The Azure AI Speech Personal Voice feature has been upgraded to a new zero-shot TTS model called DragonV2.1Neural. As a zero-shot model, it means voices can be created from minimal data. The new model promises “more natural-sounding and expressive voice” with “improved pronunciation accuracy and greater controllability.”

The new model can synthesize speech in over 100 languages with just a few seconds of a voice sample. The previous DragonV1 model had pronunciation challenges especially with named entities.

The new model can be used for a host of different applications including customizing chatbot voices and dubbing video content in an actor's original voice across multiple languages.

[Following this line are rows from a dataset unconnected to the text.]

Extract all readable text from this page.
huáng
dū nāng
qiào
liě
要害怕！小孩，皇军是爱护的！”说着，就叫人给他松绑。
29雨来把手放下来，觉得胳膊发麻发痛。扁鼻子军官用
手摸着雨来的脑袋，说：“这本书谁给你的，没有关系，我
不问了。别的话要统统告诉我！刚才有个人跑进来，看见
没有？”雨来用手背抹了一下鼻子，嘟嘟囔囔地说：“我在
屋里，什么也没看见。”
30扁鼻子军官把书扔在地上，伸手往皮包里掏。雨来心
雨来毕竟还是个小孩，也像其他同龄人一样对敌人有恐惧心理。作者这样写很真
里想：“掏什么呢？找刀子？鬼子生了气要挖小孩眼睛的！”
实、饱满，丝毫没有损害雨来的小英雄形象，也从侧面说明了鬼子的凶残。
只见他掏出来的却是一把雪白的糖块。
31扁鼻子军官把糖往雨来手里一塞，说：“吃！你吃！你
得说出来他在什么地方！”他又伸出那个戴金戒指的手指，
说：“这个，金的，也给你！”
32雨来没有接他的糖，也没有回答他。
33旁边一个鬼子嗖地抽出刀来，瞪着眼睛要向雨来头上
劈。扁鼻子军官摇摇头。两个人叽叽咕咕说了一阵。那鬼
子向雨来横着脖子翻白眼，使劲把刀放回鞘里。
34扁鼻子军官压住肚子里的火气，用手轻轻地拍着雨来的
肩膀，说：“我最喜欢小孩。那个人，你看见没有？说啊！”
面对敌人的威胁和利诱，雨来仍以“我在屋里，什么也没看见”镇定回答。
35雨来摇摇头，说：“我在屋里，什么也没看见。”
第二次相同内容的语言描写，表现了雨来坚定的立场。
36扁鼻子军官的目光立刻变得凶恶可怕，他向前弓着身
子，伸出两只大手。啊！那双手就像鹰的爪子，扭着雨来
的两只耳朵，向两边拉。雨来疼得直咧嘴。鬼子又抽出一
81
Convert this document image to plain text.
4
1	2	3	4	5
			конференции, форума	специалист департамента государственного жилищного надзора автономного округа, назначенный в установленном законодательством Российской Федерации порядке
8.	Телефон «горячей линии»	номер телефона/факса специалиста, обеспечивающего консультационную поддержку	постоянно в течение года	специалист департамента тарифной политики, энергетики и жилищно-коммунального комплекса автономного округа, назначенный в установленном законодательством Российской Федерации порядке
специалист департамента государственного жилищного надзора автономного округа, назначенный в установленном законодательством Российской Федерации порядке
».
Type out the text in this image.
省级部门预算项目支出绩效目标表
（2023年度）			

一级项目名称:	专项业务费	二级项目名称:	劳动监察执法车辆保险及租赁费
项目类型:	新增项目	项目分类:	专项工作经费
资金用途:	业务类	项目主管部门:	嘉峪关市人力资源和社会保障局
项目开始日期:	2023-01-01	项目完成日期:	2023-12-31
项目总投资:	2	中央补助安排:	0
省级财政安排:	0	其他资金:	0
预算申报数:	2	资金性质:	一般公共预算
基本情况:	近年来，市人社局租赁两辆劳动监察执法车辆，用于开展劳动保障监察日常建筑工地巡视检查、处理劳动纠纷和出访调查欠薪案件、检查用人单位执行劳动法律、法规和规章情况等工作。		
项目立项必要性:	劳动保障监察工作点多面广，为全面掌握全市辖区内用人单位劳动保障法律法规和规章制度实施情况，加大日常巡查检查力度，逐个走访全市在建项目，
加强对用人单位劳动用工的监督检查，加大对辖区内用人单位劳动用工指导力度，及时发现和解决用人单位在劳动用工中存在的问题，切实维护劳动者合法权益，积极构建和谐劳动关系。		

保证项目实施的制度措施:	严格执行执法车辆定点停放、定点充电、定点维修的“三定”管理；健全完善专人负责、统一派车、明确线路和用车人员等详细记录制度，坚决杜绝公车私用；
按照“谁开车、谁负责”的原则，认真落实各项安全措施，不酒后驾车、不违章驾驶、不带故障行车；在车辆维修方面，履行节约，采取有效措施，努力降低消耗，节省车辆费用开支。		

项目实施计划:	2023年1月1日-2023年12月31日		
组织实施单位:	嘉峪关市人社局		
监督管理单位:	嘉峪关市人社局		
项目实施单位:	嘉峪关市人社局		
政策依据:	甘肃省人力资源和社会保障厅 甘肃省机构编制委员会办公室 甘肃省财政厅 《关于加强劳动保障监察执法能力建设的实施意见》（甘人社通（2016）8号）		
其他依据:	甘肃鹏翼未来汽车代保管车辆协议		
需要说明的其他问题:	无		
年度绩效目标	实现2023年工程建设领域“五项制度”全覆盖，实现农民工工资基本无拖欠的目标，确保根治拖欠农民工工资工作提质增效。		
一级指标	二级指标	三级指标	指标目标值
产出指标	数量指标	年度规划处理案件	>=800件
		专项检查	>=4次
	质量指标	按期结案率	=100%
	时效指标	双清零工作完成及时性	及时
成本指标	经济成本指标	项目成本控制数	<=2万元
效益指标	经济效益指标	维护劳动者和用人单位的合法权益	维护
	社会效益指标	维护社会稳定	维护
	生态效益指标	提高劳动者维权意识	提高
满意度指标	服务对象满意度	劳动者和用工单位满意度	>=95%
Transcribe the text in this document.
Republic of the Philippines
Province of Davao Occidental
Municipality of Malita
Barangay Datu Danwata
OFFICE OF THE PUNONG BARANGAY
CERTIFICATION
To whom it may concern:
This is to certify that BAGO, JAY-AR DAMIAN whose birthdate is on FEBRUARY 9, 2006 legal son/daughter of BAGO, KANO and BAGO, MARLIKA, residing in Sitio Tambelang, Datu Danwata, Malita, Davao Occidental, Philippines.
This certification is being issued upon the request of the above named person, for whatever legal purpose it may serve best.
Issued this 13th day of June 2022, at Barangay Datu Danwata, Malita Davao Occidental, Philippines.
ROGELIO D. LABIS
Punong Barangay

According to Microsoft, DragonV2.1 brings improvements to how natural the voices sound, “offering more realistic and stable prosody while maintaining better pronunciation accuracy.” The model also shows an average 12.8% relative Word Error Rate (WER) reduction compared to DragonV1. When using this model, you'll have fine-grained control over pronunciation and accent using SSML phoneme tags and custom lexicons.

With this model, Microsoft gives you control over the accent which is crucial for speech and video translation, as well as mimicking specific individuals. To help users get started, it has built several voice profiles such as Andrew, Ava, and Brian to help you test.

Microsoft’s new model increases the risk of deepfakes produced by malicious actors. To try and prevent misuse, the company is asking users to agree to usage policies, including explicit consent from the original speaker, disclosing synthetic content, and prohibiting impersonation or deception.

The Redmond giant will also automatically add watermarks to speech output. This technology reaches 99.7% detection accuracy in various audio editing scenarios, which could help to reduce the misuse of the AI voices.

You can try the personal voice feature on Speech Studio as a test, or apply for full access to the API for business use.